With Jesus inviting himself over to dinner…
With Jesus saying I desire to be with you…
I want to enter into your loneliness, your brokenness…
I want to go to your home for things to change, 
Zacchaeus is being offered a radical new life.  
He wasn’t being seen as just some short guy or a wealthy man… 

He wasn’t being seen through the lens of others in the crowd: a traitor, or some puppet of Rome… 
 Jesus looked at him right there, right as he was in the midst of his mess with love.  And that look of Love from Jesus made all the difference. It restores his Hope. Zacchaeus who had given up everything in the pursuit of riches, and power does this 180 degree turn – now promising to give all of that up just because of this encounter with Jesus. The lengths Zacchaeus went through just to see Jesus that one day would be incredibly insignificant in comparison to the lengths he’s going to go through from that moment forward.

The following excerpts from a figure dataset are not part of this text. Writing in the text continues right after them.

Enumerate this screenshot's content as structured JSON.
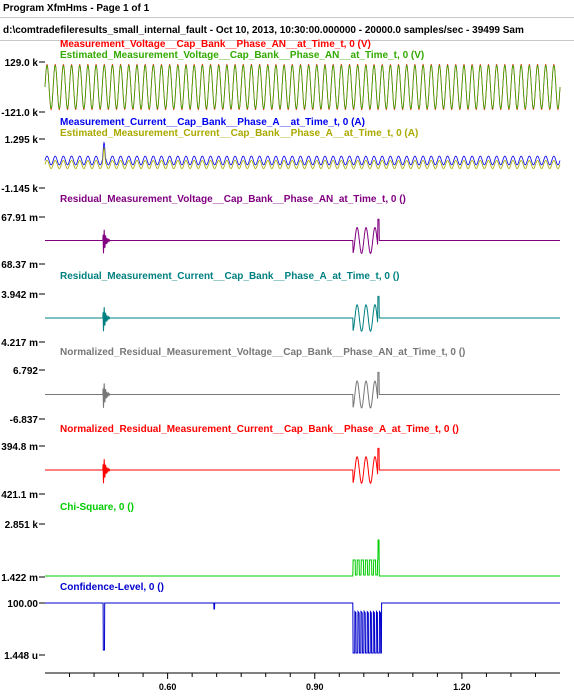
{
  "header": {
    "program": "Program XfmHms - Page 1 of 1",
    "file": "d:\\comtradefileresults_small_internal_fault - Oct 10, 2013, 10:30:00.000000 - 20000.0 samples/sec - 39499 Sam"
  },
  "chart_data": {
    "type": "line",
    "x_ticks": [
      "0.60",
      "0.90",
      "1.20"
    ],
    "x_tick_values": [
      0.6,
      0.9,
      1.2
    ],
    "xlim": [
      0.35,
      1.4
    ],
    "fault_time": 1.03,
    "panels": [
      {
        "id": "p1",
        "y_top_label": "129.0 k",
        "y_bottom_label": "-121.0 k",
        "series": [
          {
            "name": "Measurement_Voltage__Cap_Bank__Phase_AN__at_Time_t, 0 (V)",
            "color": "#ff0000"
          },
          {
            "name": "Estimated_Measurement_Voltage__Cap_Bank__Phase_AN__at_Time_t, 0 (V)",
            "color": "#33aa00"
          }
        ]
      },
      {
        "id": "p2",
        "y_top_label": "1.295 k",
        "y_bottom_label": "-1.145 k",
        "series": [
          {
            "name": "Measurement_Current__Cap_Bank__Phase_A__at_Time_t, 0 (A)",
            "color": "#0000ee"
          },
          {
            "name": "Estimated_Measurement_Current__Cap_Bank__Phase_A__at_Time_t, 0 (A)",
            "color": "#aaaa00"
          }
        ]
      },
      {
        "id": "p3",
        "y_top_label": "67.91 m",
        "y_bottom_label": "68.37 m",
        "series": [
          {
            "name": "Residual_Measurement_Voltage__Cap_Bank__Phase_AN_at_Time_t, 0 ()",
            "color": "#800080"
          }
        ]
      },
      {
        "id": "p4",
        "y_top_label": "3.942 m",
        "y_bottom_label": "4.217 m",
        "series": [
          {
            "name": "Residual_Measurement_Current__Cap_Bank__Phase_A_at_Time_t, 0 ()",
            "color": "#008080"
          }
        ]
      },
      {
        "id": "p5",
        "y_top_label": "6.792",
        "y_bottom_label": "-6.837",
        "series": [
          {
            "name": "Normalized_Residual_Measurement_Voltage__Cap_Bank__Phase_AN_at_Time_t, 0 ()",
            "color": "#777777"
          }
        ]
      },
      {
        "id": "p6",
        "y_top_label": "394.8 m",
        "y_bottom_label": "421.1 m",
        "series": [
          {
            "name": "Normalized_Residual_Measurement_Current__Cap_Bank__Phase_A_at_Time_t, 0 ()",
            "color": "#ff0000"
          }
        ]
      },
      {
        "id": "p7",
        "y_top_label": "2.851 k",
        "y_bottom_label": "1.422 m",
        "series": [
          {
            "name": "Chi-Square, 0 ()",
            "color": "#00cc00"
          }
        ]
      },
      {
        "id": "p8",
        "y_top_label": "100.00",
        "y_bottom_label": "1.448 u",
        "series": [
          {
            "name": "Confidence-Level, 0 ()",
            "color": "#0000cc"
          }
        ]
      }
    ]
  }
}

When we look around our world, it’s not hard to see a lot of hopelessness. A few times a year our University student center has this activity called “Post a secret” where students can anonymously write a post it note and share anything they want. And sadly, every time I glance and read these anonymous cries for help; people, students, brothers and sisters of ours who are experiencing hopelessness saying things like: “I wish my mother loved me” “When a relationship requires depth and work, I’m out” ” I’ve used alcohol to self-medicate anxiety” “I’m afraid because since I don’t know how to love myself, no one else will”. Sometimes, we suppress those types of thoughts and feelings ourselves: When we struggle at work, when there’s difficulties at home, when illness and death hit our loved ones – and we feel like no one knows, no one understands, no one is listening…

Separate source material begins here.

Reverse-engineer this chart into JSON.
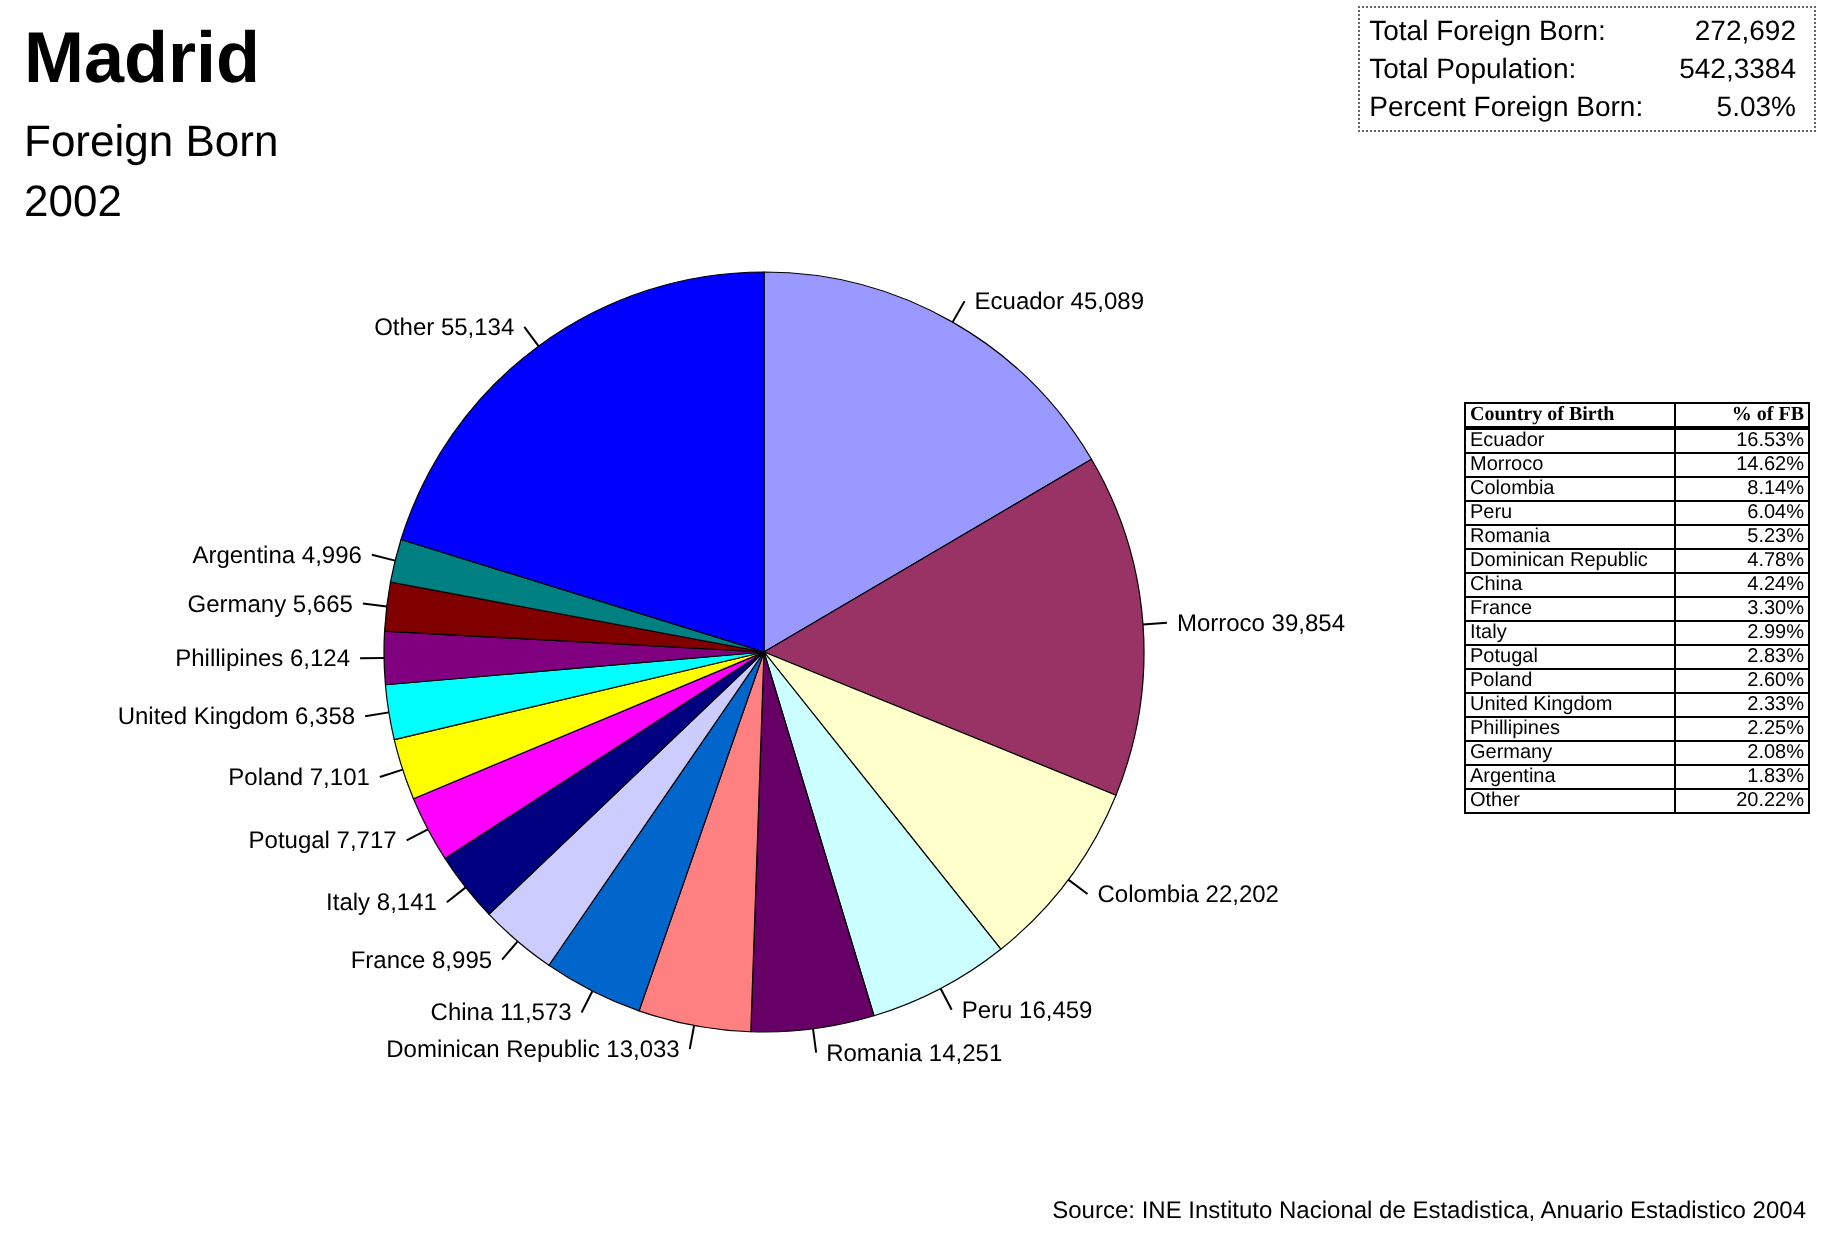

The beauty of this story – the beauty of the Gospel – is that our stories are never finished. We don’t have to give into the lies that others say about us, or that we tell ourselves. That were not good enough, holy enough, worthy enough to be in Jesus presence. The reality is Jesus is searching for us, wanting to gaze on us with His eyes of Love. Despite how trapped we might think we are by the poor decisions we’ve made, despite the prisons we find ourselves confined to because of whatever mistakes we keep letting define us and weigh us down, Jesus offers us true freedom when we lift our downcast eyes to look to Jesus- when we stop listening to the devil’s insistence that our past is our present and future and hear Jesus offering us His Love, His Mercy and calling us to change our lives here and now by becoming loving and merciful ourselves. When we allow him to, we discover the truth of what Pope Francis recently said: “Even in the darkest moments: in the times of sin, in the times of fragility, in the times of failure, I looked to Jesus and I trusted Him and He did not abandon me. He is a faithful companion.”

May Zacchaeus prompt in us: the boldness to not let anything prevent us from seeing Jesus; the humility in letting Him look at us as we are; the courage to let His look of Love transform our lives – so that when the final story of our life is written, it will testify to the world of the Hope that is found in being loved by Jesus.